Metronidazole was carcinogenic in mice and rats in chronic studies, so unnecessary use of metronidazole should be avoided.
Metronidazole may cause convulsive seizures and peripheral neuropathy characterized mainly by numbness, tingling, or parasthesia of an extremity, have been reported rarely in patients treated with Nirmet. Peripheral neuropathy is usually reversible if metronidazole is discontinued but may persist in patients who receive prolonged therapy or higher than recommended dosage of the drug.
Metronidazole intravenous infusion should be used with caution in patients receiving corticosteroids and in patients with renal disease cardiovascular disease and predisposed to edema because the infusion contains sodium 0.326%.
Metronidazole intravenous infusion may result in oral, vaginal, or intestinal candidiasis. If superinfection or suprainfection occurs, appropriate therapy should be instituted.
Metronidazole intravenous infusion may cause leucopenia, so metronidazole should be used with care in patients with evidence of or history of blood dyscrasia. Total and differential leucocyte count are recommended before and after therapy.

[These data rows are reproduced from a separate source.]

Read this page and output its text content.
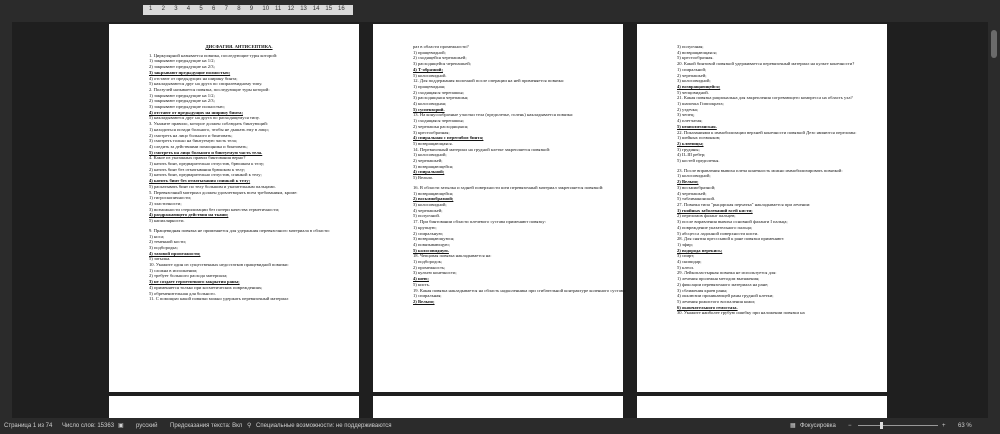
1 2 3 4 5 6 7 8 9 10 11 12 13 14 15 16
ДИСФАГИЯ. АНТИСЕПТИКА.
1. Циркулярной называется повязка, последующие туры которой:
1) закрывают предыдущие на 1/2;
2) закрывают предыдущие на 2/3;
3) закрывают предыдущие полностью;
4) отстают от предыдущих на ширину бинта;
5) накладываются друг на друга по спиралевидному типу.
2. Ползучей называется повязка, последующие туры которой:
1) закрывают предыдущие на 1/2;
2) закрывают предыдущие на 2/3;
3) закрывают предыдущие полностью;
4) отстают от предыдущих на ширину бинта;
5) накладываются друг на друга по расходящемуся типу.
3. Укажите правило, которое должен соблюдать бинтующий:
1) находиться позади больного, чтобы не дышать ему в лицо;
2) смотреть на лицо больного и бинтовать;
3) смотреть только на бинтуемую часть тела;
4) следить за действиями помощника и бинтовать;
5) смотреть на лицо больного и бинтуемую часть тела.
4. Какое из указанных правил бинтования верно?
1) катить бинт, предварительно отпустив, брюшком к телу;
2) катить бинт без отматывания брюшком к телу;
3) катить бинт, предварительно отпустив, спинкой к телу;
4) катить бинт без отматывания спинкой к телу;
5) раскатывать бинт по телу большим и указательным пальцами.
5. Перевязочный материал должен удовлетворять всем требованиям, кроме:
1) гигроскопичности;
2) эластичности;
3) возможности стерилизации без потери качества герметичности;
4) раздражающего действия на ткани;
5) капиллярности.
9. Пращевидная повязка не применяется для удержания перевязочного материала в области:
1) носа;
2) теменной кости;
3) подбородка;
4) тазовой промежности;
5) затылка.
10. Укажите один из существенных недостатков пращевидной повязки:
1) сложна в исполнении;
2) требует большого расхода материала;
3) не создает герметичного закрытия раны;
4) применяется только при косметических повреждениях;
5) обременительная для больного.
11. С помощью какой повязки можно удержать перевязочный материал
раз в области промежности?
1) пращевидной;
2) сходящейся черепашьей;
3) расходящейся черепашьей;
4) Т-образной;
5) колосовидной.
12. Для поддержания молочной после операции на ней применяется повязка:
1) пращевидная;
2) сходящаяся черепашья;
3) расходящаяся черепашья;
4) колосовидная;
5) суспензорий.
13. На конусообразные участки тела (предплечье, голень) накладывается повязка:
1) сходящаяся черепашья;
2) черепашья расходящаяся;
3) крестообразная;
4) спиральная с перегибом бинта;
5) возвращающаяся.
14. Перевязочный материал на грудной клетке закрепляется повязкой:
1) колосовидной;
2) черепашьей;
3) возвращающейся;
4) спиральной;
5) Вельпо.
16. В области затылка и задней поверхности шеи перевязочный материал закрепляется повязкой:
1) возвращающейся;
2) восьмиобразной;
3) колосовидной;
4) черепашьей;
5) полуочной.
17. При бинтовании области плечевого сустава применяют повязку:
1) крупную;
2) спиральную;
3) возвращающуюся;
4) повязывающую;
5) колосовидную.
18. Чепцовая повязка накладывается на:
1) подбородок;
2) промежность;
3) культю конечности;
4) шею;
5) кисть.
19. Какая повязка накладывается на область надколенника при сгибательной контрактуре коленного сустава:
1) спиральная;
2) Вельпо;
3) полуочная;
4) возвращающаяся;
5) крестообразная.
20. Какой бинтовой повязкой удерживается перевязочный материал на культе конечности?
1) спиральной;
2) черепашьей;
3) колосовидной;
4) возвращающейся;
5) чепцовидной.
21. Какая повязка рациональна для закрепления согревающего компресса на область уха?
1) шапочка Гиппократа;
2) уздечка;
3) чепец;
4) плетчатая;
5) неаполитанская.
22. Показаниями к иммобилизации верхней конечности повязкой Дезо являются переломы:
1) шейных позвонков;
2) ключицы;
3) грудины;
4) II–III ребер;
5) костей предплечья.
23. После вправления вывиха плеча конечность можно иммобилизировать повязкой:
1) колосовидной;
2) Вельпо;
3) восьмиобразной;
4) черепашьей;
5) таблиманонской.
27. Повязка типа "рыцарская перчатка" накладывается при лечении:
1) гнойных заболеваний всей кисти;
2) переломов фаланг пальцев;
3) после вправления вывиха основной фаланги I пальца;
4) повреждение указательного пальца;
5) абсцесса ладонной поверхности кисти.
28. Для снятия пресссывой к ране повязки применяют:
1) эфир;
2) водорода перекись;
3) спирт;
4) скипидар;
5) клеол.
29. Лейкопластырная повязка не используется для:
1) лечения пролежня методом вытяжения;
2) фиксации перевязочного материала на ране;
3) сближения краев раны;
4) окклюзии проникающей раны грудной клетки;
5) лечения рожистого воспаления кожи;
6) окончательного гемостаза.
30. Укажите наиболее грубую ошибку при наложении повязки на
Страница 1 из 74 Число слов: 15363 ▣ русский Предсказания текста: Вкл ⚲ Специальные возможности: не поддерживаются	▦ Фокусировка −	+ 63 %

Patients with severe hepatic disease metabolized metronidazole slowly, with resultant accumulation of metronidazole and its metabolites in the plasma. Accordingly, for such patients, doses below those usually recommended should be administered cautiously.
Effects on the Ability to Drive or Operate Machinery: Patients should be warned about the potential for drowsiness, dizziness, confusion, hallucinations, convulsions or transient visual disorders, and advised not to drive or operate machinery if these symptoms occur during therapy of Metronidazole Injection.